I glance around my kitchen, where evidently a flour bomb exploded. “I don’t think I’m qualified to help anyone bake anything.”

“Reed Saint Nicholas, get your ass over here. I’m making shortbread, and I need someone to knead the dough.”

The line goes dead before I can argue—again—that my middle name is not Saint.

Paolo raises his brows as Kash pats me on the back. “This is promising,” Kash says. “I think she likes you.”

I shake my head, scraping cookie detritus into my trashcan. “Her sisters invited me, and she’s beholden.”

“Beholden?” Vick arches a dark brow. “She invited you to her house, man.”

Paolo holds up a finger. “Commanded you to go.”

“Best not keep her waiting.” Kash shoves me toward the door, and Paolo tosses my car keys. “We’ll lock up here.”

Eliza opens her door wearing an apron covered in embroidered farm animals. Flour streaks her cheek, and her dark hair is twisted up with a pencil.

“You came,” she says, stepping aside to let me in.

“You commanded me to.”

“I invited you.” She smiles. “Okay, it was a command.” Eliza leads me toward the kitchen, which smells of vanilla and butter and everything my kitchen failed to achieve. “Hit me with your best ideas to assembly line this.”

Her kitchen is nothing like mine. Mismatched mixing bowls crowd the counter next to containers of ingredients that don’t match anything else. A stand mixer that probably dates from the Carter administration whirs in the corner. Mason jars full of flour and sugar sit next to a ceramic cookie jar shaped like a pig.
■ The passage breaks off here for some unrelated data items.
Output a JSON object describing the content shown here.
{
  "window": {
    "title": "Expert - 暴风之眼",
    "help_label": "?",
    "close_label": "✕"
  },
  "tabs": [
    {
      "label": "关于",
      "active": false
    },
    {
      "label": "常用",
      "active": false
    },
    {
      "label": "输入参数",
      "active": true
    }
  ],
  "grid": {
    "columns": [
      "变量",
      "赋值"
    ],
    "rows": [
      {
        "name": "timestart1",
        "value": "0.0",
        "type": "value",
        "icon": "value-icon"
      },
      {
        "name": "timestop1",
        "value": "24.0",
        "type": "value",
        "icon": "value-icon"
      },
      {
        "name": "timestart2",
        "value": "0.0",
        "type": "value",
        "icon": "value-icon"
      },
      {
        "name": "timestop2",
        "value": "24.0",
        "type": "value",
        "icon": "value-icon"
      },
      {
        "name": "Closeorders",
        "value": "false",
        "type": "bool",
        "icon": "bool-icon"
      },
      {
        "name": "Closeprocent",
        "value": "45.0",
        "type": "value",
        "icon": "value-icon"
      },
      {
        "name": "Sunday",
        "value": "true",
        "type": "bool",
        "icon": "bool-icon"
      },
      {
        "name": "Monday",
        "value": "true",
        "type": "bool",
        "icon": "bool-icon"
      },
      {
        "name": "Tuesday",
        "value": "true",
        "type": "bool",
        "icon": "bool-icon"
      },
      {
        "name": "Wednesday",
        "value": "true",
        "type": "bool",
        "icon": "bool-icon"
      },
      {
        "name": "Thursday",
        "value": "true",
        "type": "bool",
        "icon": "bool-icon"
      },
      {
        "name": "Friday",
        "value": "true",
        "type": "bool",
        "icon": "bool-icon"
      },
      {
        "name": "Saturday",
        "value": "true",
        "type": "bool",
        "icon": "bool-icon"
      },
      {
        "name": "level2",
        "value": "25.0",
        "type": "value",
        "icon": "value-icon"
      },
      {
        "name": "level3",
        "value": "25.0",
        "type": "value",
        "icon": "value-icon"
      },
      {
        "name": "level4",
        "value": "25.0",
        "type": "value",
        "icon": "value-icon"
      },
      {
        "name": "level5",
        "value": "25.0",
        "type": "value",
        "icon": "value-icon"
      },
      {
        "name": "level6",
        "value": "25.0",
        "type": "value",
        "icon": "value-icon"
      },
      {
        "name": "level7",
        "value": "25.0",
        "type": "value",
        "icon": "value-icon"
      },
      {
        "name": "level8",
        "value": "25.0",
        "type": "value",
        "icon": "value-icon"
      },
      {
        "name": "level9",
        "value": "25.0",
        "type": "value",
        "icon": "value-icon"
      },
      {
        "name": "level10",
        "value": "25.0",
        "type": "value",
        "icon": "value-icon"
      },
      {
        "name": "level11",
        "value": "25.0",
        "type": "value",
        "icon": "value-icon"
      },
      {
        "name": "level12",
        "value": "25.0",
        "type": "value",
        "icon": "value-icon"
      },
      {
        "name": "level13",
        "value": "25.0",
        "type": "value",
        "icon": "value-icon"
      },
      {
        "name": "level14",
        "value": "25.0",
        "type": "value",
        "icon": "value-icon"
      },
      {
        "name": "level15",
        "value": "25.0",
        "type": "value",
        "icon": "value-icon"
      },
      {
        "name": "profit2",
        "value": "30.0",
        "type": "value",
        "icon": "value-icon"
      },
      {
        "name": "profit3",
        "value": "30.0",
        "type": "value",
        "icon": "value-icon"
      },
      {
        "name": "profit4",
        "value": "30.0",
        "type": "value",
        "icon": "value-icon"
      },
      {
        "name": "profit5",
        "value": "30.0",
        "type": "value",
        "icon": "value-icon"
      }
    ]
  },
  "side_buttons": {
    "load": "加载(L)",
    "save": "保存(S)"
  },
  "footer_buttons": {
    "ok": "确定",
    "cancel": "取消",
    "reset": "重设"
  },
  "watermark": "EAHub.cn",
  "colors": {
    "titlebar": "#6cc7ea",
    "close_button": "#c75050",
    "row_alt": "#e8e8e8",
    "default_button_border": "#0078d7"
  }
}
“This is my grandmother’s recipe.” She hands me an apron that reads ‘Kiss the Cook’ in faded letters. “Esther says so, anyway. I don’t think any of us met her.”

I tie the apron strings, hyperaware of the irony of the message across my chest. “What happened to your grandmother?”

“Mom burned those bridges before I was born.” Eliza pulls a chunk of golden dough from her refrigerator. “So we’re doing animal shapes, and I think we need twenty-four pointy ears for cats, pink noses for all of them, and I’m not sure how many brown ears for the cows and dogs.”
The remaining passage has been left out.